OCTOBER 12, 1999, 2:00
Dr. Michael Irani

Weizmann Institute of Science, Israel
Multi-Frame Analysis of Information in Video

ABSTRACT

Video is a very rich source of information. It provides *continuous* coverage of scenes over an *extended* region both in time and in space. That is what makes video more interesting than a plain collection images of the same scene taken from different views. Yet most video analysis algorithms do not take advantage of the full power of video data, and usually use information only from a few *discrete* frames or points at any given time. In this talk I will describe some aspects of our research on multiple-frame video analysis that aims to take advantage of both the continuous acquisition and extended spatio-temporal coverage of video data. First, I will describe a new approach to estimating image correspondences simultaneously across multiple frames. We show that for static (or "rigid") scenes, the correspondences of multiple points across multiple frames lie in low-dimensional subspaces. We use these subspace constraints to *constrain* the correspondence estimation process itself. These subspace constraints are geometrically meaningful and are not violated at depth discontinuities nor when the camera motion changes abruptly. This enables us to obtain dense correspondences *without* using heuristics such as spatial or temporal smoothness assumptions. Our approach applies to a variety of imaging models, world models, and motion models, yet does *not* require prior model selection, nor does it involve recovery of any 3D information. The spatio-temporal scene information contained in video data is distributed across many video frames and is highly redundant by nature.
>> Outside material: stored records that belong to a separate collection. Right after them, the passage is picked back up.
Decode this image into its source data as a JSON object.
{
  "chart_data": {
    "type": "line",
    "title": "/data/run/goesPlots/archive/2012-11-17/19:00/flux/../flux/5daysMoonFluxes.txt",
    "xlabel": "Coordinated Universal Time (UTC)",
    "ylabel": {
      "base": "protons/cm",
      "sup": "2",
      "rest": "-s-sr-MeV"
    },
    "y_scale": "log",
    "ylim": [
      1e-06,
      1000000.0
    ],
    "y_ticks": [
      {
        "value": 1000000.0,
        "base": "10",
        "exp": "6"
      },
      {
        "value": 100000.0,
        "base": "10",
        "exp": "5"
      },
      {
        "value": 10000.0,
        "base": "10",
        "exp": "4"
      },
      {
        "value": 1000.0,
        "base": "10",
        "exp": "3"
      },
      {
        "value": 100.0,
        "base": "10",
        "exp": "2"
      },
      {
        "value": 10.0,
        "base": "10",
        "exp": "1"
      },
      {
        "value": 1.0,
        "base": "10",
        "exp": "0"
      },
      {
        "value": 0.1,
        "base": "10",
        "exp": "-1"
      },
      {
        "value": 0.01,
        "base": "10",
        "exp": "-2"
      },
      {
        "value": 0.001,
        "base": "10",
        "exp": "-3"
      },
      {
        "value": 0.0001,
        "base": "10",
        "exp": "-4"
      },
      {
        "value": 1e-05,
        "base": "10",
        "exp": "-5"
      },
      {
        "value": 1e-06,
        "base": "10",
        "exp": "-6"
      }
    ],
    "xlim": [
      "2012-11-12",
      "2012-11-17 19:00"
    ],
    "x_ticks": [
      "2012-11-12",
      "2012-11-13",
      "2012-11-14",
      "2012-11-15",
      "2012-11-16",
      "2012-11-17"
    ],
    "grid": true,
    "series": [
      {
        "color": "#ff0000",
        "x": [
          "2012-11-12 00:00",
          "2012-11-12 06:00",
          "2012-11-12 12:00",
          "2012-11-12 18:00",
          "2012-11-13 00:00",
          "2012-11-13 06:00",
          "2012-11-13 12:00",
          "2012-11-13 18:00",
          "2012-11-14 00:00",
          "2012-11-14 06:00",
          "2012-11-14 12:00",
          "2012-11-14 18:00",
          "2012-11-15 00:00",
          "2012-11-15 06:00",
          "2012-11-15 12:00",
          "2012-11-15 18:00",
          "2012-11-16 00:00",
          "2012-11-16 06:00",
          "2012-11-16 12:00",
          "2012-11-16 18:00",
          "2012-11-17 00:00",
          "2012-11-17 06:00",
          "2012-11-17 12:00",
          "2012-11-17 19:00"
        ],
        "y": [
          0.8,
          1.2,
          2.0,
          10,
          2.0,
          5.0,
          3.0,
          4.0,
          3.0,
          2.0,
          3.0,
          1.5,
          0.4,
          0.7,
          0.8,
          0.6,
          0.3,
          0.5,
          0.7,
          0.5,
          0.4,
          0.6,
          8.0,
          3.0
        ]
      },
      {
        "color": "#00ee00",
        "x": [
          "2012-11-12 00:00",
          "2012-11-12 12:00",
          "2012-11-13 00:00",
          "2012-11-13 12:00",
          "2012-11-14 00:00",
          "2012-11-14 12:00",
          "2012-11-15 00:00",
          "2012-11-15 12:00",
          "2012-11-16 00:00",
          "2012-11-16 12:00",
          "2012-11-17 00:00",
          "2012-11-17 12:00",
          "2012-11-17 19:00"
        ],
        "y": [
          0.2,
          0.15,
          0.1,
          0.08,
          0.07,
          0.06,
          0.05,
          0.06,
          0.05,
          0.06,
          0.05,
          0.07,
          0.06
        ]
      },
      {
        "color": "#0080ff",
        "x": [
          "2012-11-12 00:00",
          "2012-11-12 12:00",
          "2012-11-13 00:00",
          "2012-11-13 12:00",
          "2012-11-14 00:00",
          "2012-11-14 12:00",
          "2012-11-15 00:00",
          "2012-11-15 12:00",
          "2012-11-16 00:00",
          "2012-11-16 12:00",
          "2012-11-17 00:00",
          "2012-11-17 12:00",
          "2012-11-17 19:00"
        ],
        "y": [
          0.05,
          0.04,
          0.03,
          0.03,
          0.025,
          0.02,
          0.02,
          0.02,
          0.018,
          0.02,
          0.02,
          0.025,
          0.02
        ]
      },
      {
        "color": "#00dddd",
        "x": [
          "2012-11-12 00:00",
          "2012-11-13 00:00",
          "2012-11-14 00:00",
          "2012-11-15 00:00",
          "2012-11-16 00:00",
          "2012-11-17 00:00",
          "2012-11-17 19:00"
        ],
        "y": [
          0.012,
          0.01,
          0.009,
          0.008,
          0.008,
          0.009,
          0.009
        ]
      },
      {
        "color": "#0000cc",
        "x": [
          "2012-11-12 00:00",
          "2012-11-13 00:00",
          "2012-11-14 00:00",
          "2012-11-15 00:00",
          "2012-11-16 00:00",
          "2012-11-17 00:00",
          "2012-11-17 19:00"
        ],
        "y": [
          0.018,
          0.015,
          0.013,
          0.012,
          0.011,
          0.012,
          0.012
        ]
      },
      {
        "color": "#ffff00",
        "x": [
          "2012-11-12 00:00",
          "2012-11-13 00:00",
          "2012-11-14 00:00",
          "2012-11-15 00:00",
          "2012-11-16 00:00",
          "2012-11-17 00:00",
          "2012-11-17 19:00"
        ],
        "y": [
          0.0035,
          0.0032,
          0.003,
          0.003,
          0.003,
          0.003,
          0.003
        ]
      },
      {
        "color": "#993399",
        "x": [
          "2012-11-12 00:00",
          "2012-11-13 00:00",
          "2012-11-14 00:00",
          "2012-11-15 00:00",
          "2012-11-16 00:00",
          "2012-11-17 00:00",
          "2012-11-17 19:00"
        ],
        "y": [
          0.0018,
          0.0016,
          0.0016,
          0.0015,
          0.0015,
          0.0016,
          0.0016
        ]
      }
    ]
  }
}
Accurate knowledge of both the continuous as well as the extended spatio-temporal data redundancy can be powerfully exploited to integrate scene information that is distributed across many video frames into compact and coherent scene-based representations. These representations can be very efficiently used to view, browse or index into, annotate, edit and enhance the video data. In the second part of my talk, I will show some demonstrations of video applications, which exploit both the continuous acquisition and the extended coverage of video data. In particular, I will show a live *interactive* demonstration of indexing, browsing, and manipulation of video data, as well as video editing and video enhancement applications.